August 11, 2002 at 3:04 am
[updated:LAST EDITED ON 12-08-02 AT 08:30 AM (GMT) by WebMaster (admin)]
http://www.dailypioneer.com/secon3.asp?cat=Book3&d=Books
Apart from holding the reader’s attention right till the end, the timing of this book will help in its scoring at the stands, says ANIL BHAT
Flashpoint By Mainak Dhar; Fiction House.
For a country which got bloodied by a war immediately after attaining Independence and since, had three more conventional wars, a decade and a half of low intensity conflict with high intensity terrorism by past – masters in this gory art and, not to mention, insurgencies as well as a five-decade-long live Line of Control, novels or films on the subject have been very few and far between. Ravi Rikhye’s The Fourth Round and General K Sundarji’s The Blind Men of Hindoostan are the only two that come to mind. Mainak Dhar’s Flashpoint, released recently, comes at a time when India is facing fresh challenges in its war against terrorism – much older than September 11, 2001.
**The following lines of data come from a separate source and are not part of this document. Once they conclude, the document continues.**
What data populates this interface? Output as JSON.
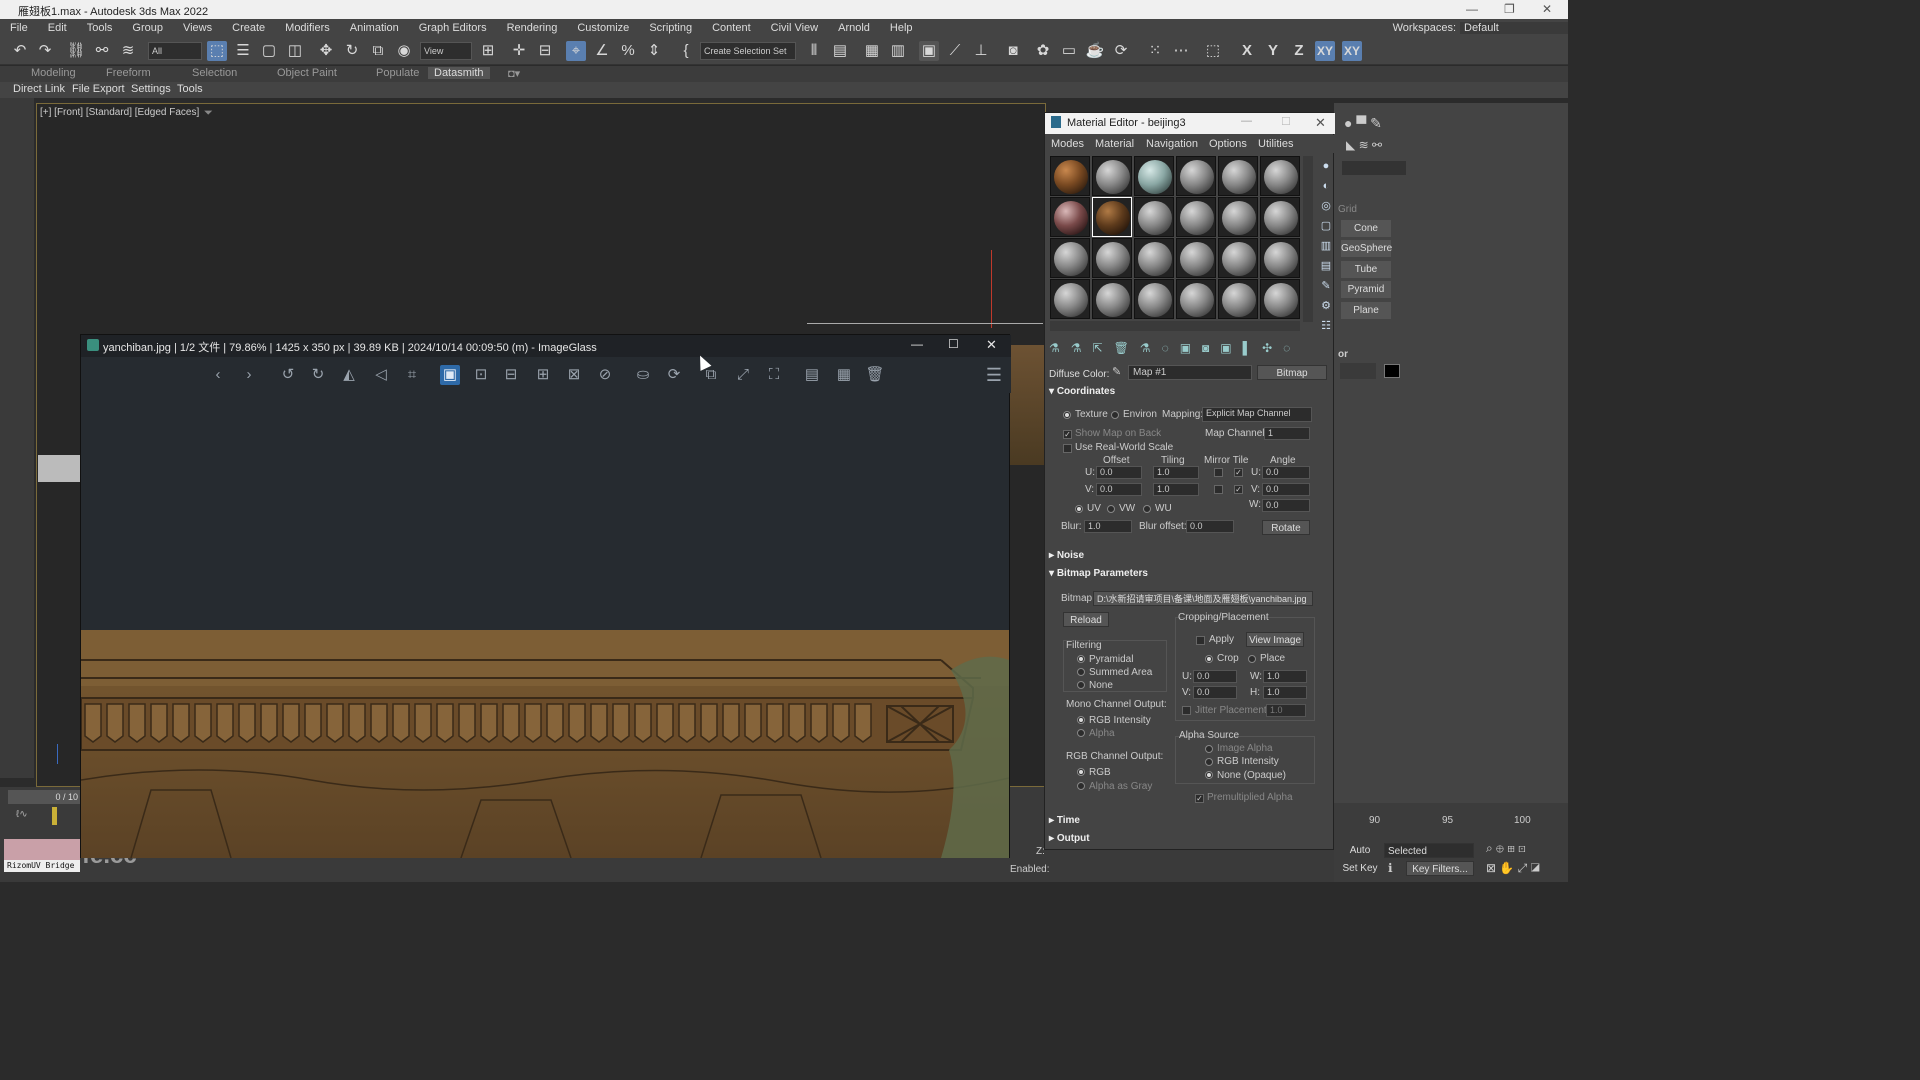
{
  "app": {
    "title": "雁翅板1.max - Autodesk 3ds Max 2022"
  },
  "menu": [
    "File",
    "Edit",
    "Tools",
    "Group",
    "Views",
    "Create",
    "Modifiers",
    "Animation",
    "Graph Editors",
    "Rendering",
    "Customize",
    "Scripting",
    "Content",
    "Civil View",
    "Arnold",
    "Help"
  ],
  "workspace": {
    "label": "Workspaces:",
    "value": "Default"
  },
  "toolbar": {
    "filter_value": "All",
    "view_value": "View",
    "selection_set": "Create Selection Set",
    "axes": [
      "X",
      "Y",
      "Z",
      "XY",
      "XY"
    ]
  },
  "ribbon": {
    "tabs": [
      "Modeling",
      "Freeform",
      "Selection",
      "Object Paint",
      "Populate",
      "Datasmith"
    ],
    "sub": [
      "Direct Link",
      "File Export",
      "Settings",
      "Tools"
    ]
  },
  "viewport": {
    "label": "[+] [Front] [Standard] [Edged Faces]"
  },
  "imageglass": {
    "title": "yanchiban.jpg  |  1/2 文件  |  79.86%  |  1425 x 350 px  |  39.89 KB  |  2024/10/14 00:09:50 (m)  - ImageGlass"
  },
  "material_editor": {
    "title": "Material Editor - beijing3",
    "menu": [
      "Modes",
      "Material",
      "Navigation",
      "Options",
      "Utilities"
    ],
    "diffuse_label": "Diffuse Color:",
    "map_name": "Map #1",
    "map_type": "Bitmap",
    "coordinates": {
      "header": "Coordinates",
      "texture": "Texture",
      "environ": "Environ",
      "mapping_label": "Mapping:",
      "mapping_value": "Explicit Map Channel",
      "show_map_back": "Show Map on Back",
      "map_channel_label": "Map Channel:",
      "map_channel_value": "1",
      "real_world": "Use Real-World Scale",
      "offset": "Offset",
      "tiling": "Tiling",
      "mirror_tile": "Mirror Tile",
      "angle": "Angle",
      "u": "U:",
      "v": "V:",
      "w": "W:",
      "u_offset": "0.0",
      "v_offset": "0.0",
      "u_tiling": "1.0",
      "v_tiling": "1.0",
      "u_angle": "0.0",
      "v_angle": "0.0",
      "w_angle": "0.0",
      "uv": "UV",
      "vw": "VW",
      "wu": "WU",
      "blur_label": "Blur:",
      "blur_value": "1.0",
      "blur_offset_label": "Blur offset:",
      "blur_offset_value": "0.0",
      "rotate": "Rotate"
    },
    "noise_header": "Noise",
    "bitmap_params": {
      "header": "Bitmap Parameters",
      "bitmap_label": "Bitmap:",
      "bitmap_path": "D:\\水新招请审项目\\备课\\地面及雁翅板\\yanchiban.jpg",
      "reload": "Reload",
      "cropping": "Cropping/Placement",
      "apply": "Apply",
      "view_image": "View Image",
      "crop": "Crop",
      "place": "Place",
      "u_val": "0.0",
      "v_val": "0.0",
      "w_val": "1.0",
      "h_val": "1.0",
      "u_label": "U:",
      "v_label": "V:",
      "w_label": "W:",
      "h_label": "H:",
      "jitter": "Jitter Placement:",
      "jitter_val": "1.0",
      "filtering": "Filtering",
      "pyramidal": "Pyramidal",
      "summed": "Summed Area",
      "none": "None",
      "mono": "Mono Channel Output:",
      "rgb_int": "RGB Intensity",
      "alpha": "Alpha",
      "rgb_out": "RGB Channel Output:",
      "rgb": "RGB",
      "alpha_gray": "Alpha as Gray",
      "alpha_src": "Alpha Source",
      "img_alpha": "Image Alpha",
      "rgb_int2": "RGB Intensity",
      "none_opaque": "None (Opaque)",
      "premult": "Premultiplied Alpha"
    },
    "time_header": "Time",
    "output_header": "Output"
  },
  "command_panel": {
    "grid_label": "Grid",
    "buttons": [
      "Cone",
      "GeoSphere",
      "Tube",
      "Pyramid",
      "Plane"
    ],
    "section": "or"
  },
  "timeline": {
    "frame": "0 / 10"
  },
  "bottom": {
    "ticks": [
      "90",
      "95",
      "100"
    ],
    "auto_key": "Auto Key",
    "set_key": "Set Key",
    "selected": "Selected",
    "key_filters": "Key Filters...",
    "enabled": "Enabled:",
    "z_label": "Z:",
    "bridge": "RizomUV Bridge",
    "watermark": "fe.cc"
  },
  "colors": {
    "accent": "#5a7fb0",
    "viewport_border": "#7a6a3a",
    "ig_active": "#2e6aa8"
  }
}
Although the story is set in 2009 the war, in this case, begins with an action which has been under hot discussion at many levels of the political and military leaderships, but never implemented – that of attacking bases in Pakistan Occupied Kashmir (POK). This news shocks Illahi Khan, the military dictator, Prime Minister of Pakistan who exclaims, “The b——s have more b—s than I thought. How bad is it?” Vivek Dwivedi is the 58-year-old Prime Minister of India, the world’s largest democracy, who likes reading Kahlil Gibran and suffers from a conscience as well as a consciousness of national security – something his service chiefs have not been used to.
From this attack onwards the story picks up an exciting pace taking the reader into the high-tension, high-tech war fought on land, sea and air through characters and names on both sides of the border bearing some kind of resemblance to real-life ones. Taking off from the trend of live battlefield coverage by electronic media set since the early 1990s, there is also a television team duo of an anchorwoman and a cameraman who are assigned to an armoured regiment in Rajasthan’s desert sector.
The narrative is full of abbreviations of modern weaponry which readers of Tom Clancy will be familiar with. For those who are not, there is a glossary at the end. The scenes of terrorist actions at the behest of the Imam and handling of the ‘key’ to set-off nuclear weapons by a mad military head of a rogue state provide brief glimpses of the horrors and havoc involved.
Mainak Dhar, the 28-year-old author, an alumnus of Modern School, Hindu College and the Indian Institute of Management, works for a well-known multinational based in Singapore. His fascination with matters military seems to have honed his imagination which has produced a racy thriller as his magnum opus. The title he selected, Flashpoint, prefixed with Nuclear has already been popularised by the Western shuttle-diplomacy managers’ description of the current Indo-Pak crisis. The book’s cover depicts the horrendous orange flame and mushroom cloud made famous by the only country which actually targeted innocent humans over half a century ago and pontificates today.
Despite some liberties taken by the author the story succeeds in holding the reader’s attention right till the end, which is actually good. Along with the ingredients already mentioned, the very timing of this tome may help in its scoring at the stands.